Weren't we all rather multiplicitous when young? I'm sure his schizophrenia will eventually absolve itself. Right now I can only guess at the various roles he plays, from fast food restaurant manager to sullen son of brutal parents, to the closet he maintains around his straight male suburban friends. Just as he lies to me, he must lie to them as well, and there's a comfort (itself an indication of a dangerous tendency within me to own something of The Secret) that I am not the only one subject to censor and embellishment. There are aspects of his stories that I believe, but nonetheless raise even more questions, whose possible answers stir me to muster a sense of protectiveness, an extremely dangerous position for me to take. If it is true that he does indeed live in his boss's basement, what does that say about intent, desire, or need? He can tell you which suburban public library branches have the best gay fiction sections. He says he envies me and my friends. During a drinking game last weekend, a straight friend had to give him a hickey on his shoulder. One of his best friends, a girl, recently spilled a vat of hot grease on her legs, requiring a trip to the emergency room.
It wasn’t until the other day that I became aware of the allegorical nature to these stories—factually bereft though they might be, they instead employ a cache of symbols only he has access to. When I held him once, he asked me to squeeze him as tightly as I could, explainining his request by saying, “my therapist thinks I like to be hugged hard because I didn’t get a lot of affection as a kid, so…” Before I would have said, “You have a therapist? Why do you go to a therapist? What do you talk about?” Instead I take in his story silently, because he’s telling me something entirely different which has nothing to do with thereapists. There most likely is no therapist for him. Within this schema, the fact that he knows which public library among the northern suburbs has the best gay fiction section means something entirely different that what it states. Car crashes, Mr. Edwards, a childhood in Switzerland become hieroglyphs I've been unable to decipher.

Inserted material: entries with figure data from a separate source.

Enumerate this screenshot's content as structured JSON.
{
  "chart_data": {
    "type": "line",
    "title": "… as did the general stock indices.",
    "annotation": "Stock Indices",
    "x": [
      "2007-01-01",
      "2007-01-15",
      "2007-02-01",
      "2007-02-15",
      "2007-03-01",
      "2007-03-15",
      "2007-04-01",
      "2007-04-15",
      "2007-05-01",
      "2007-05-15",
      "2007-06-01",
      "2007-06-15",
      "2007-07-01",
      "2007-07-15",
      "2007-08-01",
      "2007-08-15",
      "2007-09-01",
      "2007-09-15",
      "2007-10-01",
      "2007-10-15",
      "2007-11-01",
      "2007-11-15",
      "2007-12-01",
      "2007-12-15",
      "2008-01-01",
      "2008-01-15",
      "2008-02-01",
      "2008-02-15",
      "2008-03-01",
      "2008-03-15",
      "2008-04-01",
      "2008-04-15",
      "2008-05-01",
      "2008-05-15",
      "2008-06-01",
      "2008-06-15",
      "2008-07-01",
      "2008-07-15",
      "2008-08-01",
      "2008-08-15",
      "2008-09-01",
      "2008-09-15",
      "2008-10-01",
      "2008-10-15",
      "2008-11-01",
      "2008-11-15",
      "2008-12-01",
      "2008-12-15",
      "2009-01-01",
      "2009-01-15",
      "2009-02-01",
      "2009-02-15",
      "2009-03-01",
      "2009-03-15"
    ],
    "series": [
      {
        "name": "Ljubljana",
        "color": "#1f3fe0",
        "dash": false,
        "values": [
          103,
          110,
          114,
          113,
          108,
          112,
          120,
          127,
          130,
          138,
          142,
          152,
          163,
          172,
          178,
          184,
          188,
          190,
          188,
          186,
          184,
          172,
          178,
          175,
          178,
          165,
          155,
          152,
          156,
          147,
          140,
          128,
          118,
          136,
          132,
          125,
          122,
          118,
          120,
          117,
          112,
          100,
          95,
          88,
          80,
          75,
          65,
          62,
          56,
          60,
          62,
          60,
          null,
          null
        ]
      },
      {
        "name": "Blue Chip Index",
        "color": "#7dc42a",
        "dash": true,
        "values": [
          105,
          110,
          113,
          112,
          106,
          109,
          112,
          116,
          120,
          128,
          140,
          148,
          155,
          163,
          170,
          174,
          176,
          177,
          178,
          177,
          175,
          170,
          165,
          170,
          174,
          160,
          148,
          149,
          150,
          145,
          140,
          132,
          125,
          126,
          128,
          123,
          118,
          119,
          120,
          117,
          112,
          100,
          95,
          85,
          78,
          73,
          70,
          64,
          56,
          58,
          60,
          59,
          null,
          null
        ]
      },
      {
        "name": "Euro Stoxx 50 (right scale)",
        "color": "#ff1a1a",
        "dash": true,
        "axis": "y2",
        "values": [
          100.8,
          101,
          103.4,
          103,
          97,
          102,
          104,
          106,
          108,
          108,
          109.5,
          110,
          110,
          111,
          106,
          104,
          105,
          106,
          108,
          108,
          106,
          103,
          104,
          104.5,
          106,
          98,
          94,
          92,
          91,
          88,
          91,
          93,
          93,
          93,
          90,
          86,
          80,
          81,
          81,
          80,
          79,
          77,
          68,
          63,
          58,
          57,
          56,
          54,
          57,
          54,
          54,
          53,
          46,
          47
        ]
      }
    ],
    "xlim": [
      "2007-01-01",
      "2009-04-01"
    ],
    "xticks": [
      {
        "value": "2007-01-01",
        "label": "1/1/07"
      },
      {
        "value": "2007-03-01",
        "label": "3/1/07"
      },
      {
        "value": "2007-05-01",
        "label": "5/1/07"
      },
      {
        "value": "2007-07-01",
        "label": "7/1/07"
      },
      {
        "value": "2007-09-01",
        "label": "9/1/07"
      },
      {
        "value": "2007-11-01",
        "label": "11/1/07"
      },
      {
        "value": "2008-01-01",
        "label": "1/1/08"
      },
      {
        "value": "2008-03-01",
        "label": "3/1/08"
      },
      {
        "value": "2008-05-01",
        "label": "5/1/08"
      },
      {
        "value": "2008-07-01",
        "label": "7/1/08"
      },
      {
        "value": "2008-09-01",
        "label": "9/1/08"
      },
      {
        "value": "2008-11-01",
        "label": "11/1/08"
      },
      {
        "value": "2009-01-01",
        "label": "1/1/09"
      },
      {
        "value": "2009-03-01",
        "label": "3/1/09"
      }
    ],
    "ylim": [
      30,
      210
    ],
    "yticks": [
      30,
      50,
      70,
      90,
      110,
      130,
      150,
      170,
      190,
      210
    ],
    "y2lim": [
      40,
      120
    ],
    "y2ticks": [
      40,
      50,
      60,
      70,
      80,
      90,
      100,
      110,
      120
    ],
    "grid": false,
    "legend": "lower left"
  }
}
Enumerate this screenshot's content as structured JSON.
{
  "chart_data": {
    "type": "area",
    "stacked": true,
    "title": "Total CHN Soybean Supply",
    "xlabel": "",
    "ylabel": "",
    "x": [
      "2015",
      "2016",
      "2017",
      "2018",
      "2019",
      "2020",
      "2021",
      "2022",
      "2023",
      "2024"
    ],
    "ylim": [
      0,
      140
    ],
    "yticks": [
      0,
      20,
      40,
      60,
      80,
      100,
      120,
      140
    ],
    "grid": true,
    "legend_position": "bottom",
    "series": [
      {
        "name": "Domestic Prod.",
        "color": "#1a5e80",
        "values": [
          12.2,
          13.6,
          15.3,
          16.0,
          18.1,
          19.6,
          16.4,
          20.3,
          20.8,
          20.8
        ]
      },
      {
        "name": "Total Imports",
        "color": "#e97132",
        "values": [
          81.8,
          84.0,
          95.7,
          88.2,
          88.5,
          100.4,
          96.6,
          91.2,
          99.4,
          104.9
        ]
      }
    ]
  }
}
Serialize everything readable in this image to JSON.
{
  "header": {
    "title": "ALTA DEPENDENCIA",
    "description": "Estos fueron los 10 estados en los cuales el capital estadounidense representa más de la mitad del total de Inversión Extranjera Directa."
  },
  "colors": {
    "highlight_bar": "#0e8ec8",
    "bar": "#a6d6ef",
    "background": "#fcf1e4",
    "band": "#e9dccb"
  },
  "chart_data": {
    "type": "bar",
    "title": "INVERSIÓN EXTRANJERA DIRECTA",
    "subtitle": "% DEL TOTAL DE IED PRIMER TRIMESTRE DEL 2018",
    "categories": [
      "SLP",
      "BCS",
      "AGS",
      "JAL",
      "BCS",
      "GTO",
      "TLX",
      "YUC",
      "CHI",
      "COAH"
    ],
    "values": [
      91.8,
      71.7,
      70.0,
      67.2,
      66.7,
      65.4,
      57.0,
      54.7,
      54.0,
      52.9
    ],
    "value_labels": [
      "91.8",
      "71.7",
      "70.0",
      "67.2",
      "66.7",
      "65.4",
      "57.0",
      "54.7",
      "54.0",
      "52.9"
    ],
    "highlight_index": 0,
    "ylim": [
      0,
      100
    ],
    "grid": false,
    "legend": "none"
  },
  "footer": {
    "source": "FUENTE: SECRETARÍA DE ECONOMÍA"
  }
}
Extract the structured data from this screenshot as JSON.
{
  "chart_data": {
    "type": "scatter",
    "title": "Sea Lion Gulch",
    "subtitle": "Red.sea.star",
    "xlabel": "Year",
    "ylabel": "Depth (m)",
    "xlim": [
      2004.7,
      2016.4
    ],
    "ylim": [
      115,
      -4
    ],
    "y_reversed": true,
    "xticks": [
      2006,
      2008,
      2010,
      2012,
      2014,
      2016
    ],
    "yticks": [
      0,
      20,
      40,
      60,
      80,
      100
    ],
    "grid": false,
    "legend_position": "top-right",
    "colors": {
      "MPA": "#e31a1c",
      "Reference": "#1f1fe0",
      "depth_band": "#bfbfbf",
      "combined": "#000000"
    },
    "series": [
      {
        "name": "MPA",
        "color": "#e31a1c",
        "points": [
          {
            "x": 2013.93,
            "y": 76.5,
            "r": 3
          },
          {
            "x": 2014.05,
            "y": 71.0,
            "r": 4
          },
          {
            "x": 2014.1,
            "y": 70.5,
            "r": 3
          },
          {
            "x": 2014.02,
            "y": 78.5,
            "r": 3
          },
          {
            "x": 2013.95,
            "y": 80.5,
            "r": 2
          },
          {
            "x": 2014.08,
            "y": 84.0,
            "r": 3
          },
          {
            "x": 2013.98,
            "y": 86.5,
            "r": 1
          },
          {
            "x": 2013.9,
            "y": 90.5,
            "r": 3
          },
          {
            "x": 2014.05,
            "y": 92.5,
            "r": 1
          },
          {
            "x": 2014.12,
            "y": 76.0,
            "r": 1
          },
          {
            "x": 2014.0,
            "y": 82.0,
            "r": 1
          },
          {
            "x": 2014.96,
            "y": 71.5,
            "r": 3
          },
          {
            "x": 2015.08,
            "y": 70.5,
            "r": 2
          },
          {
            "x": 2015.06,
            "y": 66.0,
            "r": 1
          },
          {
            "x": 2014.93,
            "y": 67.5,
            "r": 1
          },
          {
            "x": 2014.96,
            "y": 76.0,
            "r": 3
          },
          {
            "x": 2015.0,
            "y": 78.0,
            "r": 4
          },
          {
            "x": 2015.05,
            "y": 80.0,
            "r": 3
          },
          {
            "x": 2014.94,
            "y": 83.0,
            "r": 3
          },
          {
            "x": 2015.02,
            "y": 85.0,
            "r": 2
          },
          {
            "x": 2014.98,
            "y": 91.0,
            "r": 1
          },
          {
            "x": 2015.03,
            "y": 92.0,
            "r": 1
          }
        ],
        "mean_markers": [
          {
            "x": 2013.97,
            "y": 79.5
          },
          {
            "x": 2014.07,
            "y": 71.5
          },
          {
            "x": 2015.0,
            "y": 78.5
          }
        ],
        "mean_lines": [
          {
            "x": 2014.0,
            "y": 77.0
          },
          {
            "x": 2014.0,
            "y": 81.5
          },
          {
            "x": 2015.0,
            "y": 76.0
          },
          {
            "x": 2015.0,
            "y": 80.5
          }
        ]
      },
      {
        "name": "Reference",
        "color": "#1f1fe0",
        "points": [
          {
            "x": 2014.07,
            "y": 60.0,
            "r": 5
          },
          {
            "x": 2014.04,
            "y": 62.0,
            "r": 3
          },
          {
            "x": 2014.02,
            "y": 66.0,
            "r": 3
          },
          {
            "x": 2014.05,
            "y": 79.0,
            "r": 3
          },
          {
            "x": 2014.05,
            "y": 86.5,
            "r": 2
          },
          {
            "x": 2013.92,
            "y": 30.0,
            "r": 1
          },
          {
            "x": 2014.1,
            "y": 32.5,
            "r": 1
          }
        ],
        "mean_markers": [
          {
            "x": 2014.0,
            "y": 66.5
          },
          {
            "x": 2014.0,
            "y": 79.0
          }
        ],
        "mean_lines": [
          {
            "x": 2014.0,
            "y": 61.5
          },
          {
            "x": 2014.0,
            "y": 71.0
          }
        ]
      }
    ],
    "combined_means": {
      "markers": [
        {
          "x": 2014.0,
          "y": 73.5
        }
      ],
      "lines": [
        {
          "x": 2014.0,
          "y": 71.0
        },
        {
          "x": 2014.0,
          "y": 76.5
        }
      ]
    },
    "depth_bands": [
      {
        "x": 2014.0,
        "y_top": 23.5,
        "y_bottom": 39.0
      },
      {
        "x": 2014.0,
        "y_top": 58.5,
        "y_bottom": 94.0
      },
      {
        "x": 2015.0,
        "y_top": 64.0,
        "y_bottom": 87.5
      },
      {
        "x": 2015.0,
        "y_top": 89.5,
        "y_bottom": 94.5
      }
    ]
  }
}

Certain stories we never tell each other, such as our different versions of the time we spend together--what gestures, such as the arms we place around each other, actually mean.
It makes me just as uncomfortable to write about him, and part of me wonders if I'll delete this entry as soon as I post it. Like a photograph, I've cropped out the good bits. Just as The Secret might be a storyteller in order to throw someone off his scent, laying a ring of barbed wire, employing a decoy, so do I turn the phenomenon of The Secret into something more than he is, thus rendering his fictions into my own.
Posted by jason at February 6, 2024 12:04 PMGee willikers, jas...
that t-shirt makes him look kinda young...like a boy who just got back from a trip to Duluth with his family. They went to see the B I G boats!